1. Your future DS debt
2. Location - Location - Location
3. Business acumen/marketing skills
4. Being a likeable, personable doctor with leadership skills
5. GPR/AEGD
6. Where you attended DS

I'll probably rearrange your list a little and say that debt isn't as important for future dental success. Some of those on the list are related to each other.

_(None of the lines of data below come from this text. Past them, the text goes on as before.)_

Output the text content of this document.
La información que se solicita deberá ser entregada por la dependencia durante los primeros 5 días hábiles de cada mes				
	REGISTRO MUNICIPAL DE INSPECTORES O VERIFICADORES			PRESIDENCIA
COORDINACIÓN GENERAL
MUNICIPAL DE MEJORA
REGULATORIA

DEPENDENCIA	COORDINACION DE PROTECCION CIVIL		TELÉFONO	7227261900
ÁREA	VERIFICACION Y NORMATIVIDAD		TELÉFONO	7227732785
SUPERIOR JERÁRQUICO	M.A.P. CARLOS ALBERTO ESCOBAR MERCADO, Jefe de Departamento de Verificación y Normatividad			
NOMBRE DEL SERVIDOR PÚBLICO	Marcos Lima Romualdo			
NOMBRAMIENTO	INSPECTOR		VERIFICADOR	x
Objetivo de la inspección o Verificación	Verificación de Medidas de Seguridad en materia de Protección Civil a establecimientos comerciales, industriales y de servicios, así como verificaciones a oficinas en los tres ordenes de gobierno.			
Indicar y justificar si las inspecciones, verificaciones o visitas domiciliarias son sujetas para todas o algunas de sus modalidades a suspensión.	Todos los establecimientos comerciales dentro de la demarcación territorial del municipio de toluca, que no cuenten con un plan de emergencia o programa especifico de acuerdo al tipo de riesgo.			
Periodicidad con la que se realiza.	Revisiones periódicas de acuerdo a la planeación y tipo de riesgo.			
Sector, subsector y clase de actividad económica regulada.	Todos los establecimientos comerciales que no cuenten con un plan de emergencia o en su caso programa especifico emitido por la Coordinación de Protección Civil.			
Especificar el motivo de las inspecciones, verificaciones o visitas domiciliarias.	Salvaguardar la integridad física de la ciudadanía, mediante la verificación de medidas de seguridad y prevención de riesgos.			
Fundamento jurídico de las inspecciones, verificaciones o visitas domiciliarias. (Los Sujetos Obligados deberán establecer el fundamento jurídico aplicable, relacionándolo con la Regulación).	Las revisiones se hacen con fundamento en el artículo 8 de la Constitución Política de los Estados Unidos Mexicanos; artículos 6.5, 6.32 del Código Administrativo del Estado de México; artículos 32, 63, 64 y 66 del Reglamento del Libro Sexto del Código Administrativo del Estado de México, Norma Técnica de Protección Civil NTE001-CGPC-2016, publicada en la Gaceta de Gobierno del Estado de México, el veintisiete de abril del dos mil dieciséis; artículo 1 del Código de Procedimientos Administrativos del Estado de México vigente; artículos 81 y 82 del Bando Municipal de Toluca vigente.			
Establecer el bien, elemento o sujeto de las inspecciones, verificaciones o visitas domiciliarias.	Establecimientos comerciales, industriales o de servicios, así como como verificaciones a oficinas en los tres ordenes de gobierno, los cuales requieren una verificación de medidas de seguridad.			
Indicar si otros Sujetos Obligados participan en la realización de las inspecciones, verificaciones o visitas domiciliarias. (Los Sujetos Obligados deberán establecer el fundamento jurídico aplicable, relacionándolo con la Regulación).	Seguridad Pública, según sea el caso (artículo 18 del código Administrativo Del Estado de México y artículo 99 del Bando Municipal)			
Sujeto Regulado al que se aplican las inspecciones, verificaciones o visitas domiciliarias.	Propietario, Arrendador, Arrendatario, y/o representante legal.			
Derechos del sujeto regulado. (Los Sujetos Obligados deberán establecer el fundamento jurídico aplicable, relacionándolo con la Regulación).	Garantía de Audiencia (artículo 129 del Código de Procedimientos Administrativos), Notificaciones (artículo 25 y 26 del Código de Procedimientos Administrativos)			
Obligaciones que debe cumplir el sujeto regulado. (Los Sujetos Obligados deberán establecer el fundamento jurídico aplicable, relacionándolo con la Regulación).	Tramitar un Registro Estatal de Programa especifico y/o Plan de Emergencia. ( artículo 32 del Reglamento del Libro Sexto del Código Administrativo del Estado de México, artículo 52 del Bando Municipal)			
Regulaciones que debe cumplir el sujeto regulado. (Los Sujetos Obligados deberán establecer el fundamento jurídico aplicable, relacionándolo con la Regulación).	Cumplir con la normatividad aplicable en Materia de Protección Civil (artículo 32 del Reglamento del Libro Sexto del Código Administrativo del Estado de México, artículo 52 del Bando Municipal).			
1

1. Location (don't practice in a saturated area). It costs more to reach a higher populated area due to increased marketing/media costs and more competition (more docs fighting for less patients). Your variable costs of attracting patients increases in a more saturated area.
2. Business Acumen (common sense) + marketing. You need to know how to get patients, how to process them, reduce your overhead costs, retain patients, recall, etc. We are essentially a service-based assembly line with different queuing theories.
3. Being a likable doctor is important for retention and patient treatment acceptance. I think this should be part of no.2, but this is ranked lower since you need to get patients in the door first. Being likable doesn't matter if you couldn't get patients in the door or couldn't run your office efficiently.
4. DS debt (or all debt load). Essentially, your debt load cannot be too high where you couldn't start your practice, but I don't see this as much of an issue as there's many options such as IBR to reduce debt payments as much as possible during startup phases. Once you grow logarithmically, the debt doesn't seem so bad anymore. It might stifle long term growth, if you look at it from a potential income/savings standpoint, but it shouldn't drag you down too much if you start cheap and quick.
5. GPR/AEGD - This at least gives you some training "in theory" v. dental school. Might help clinically.
6. Where you went to school. No one cares where you went except as part of a fleeting conversation. Those that do care and chose you for it are patients that will probably give you more trouble than anything else. Like those that choose you due to good reviews.

I'd say 1-4 are all related to each other.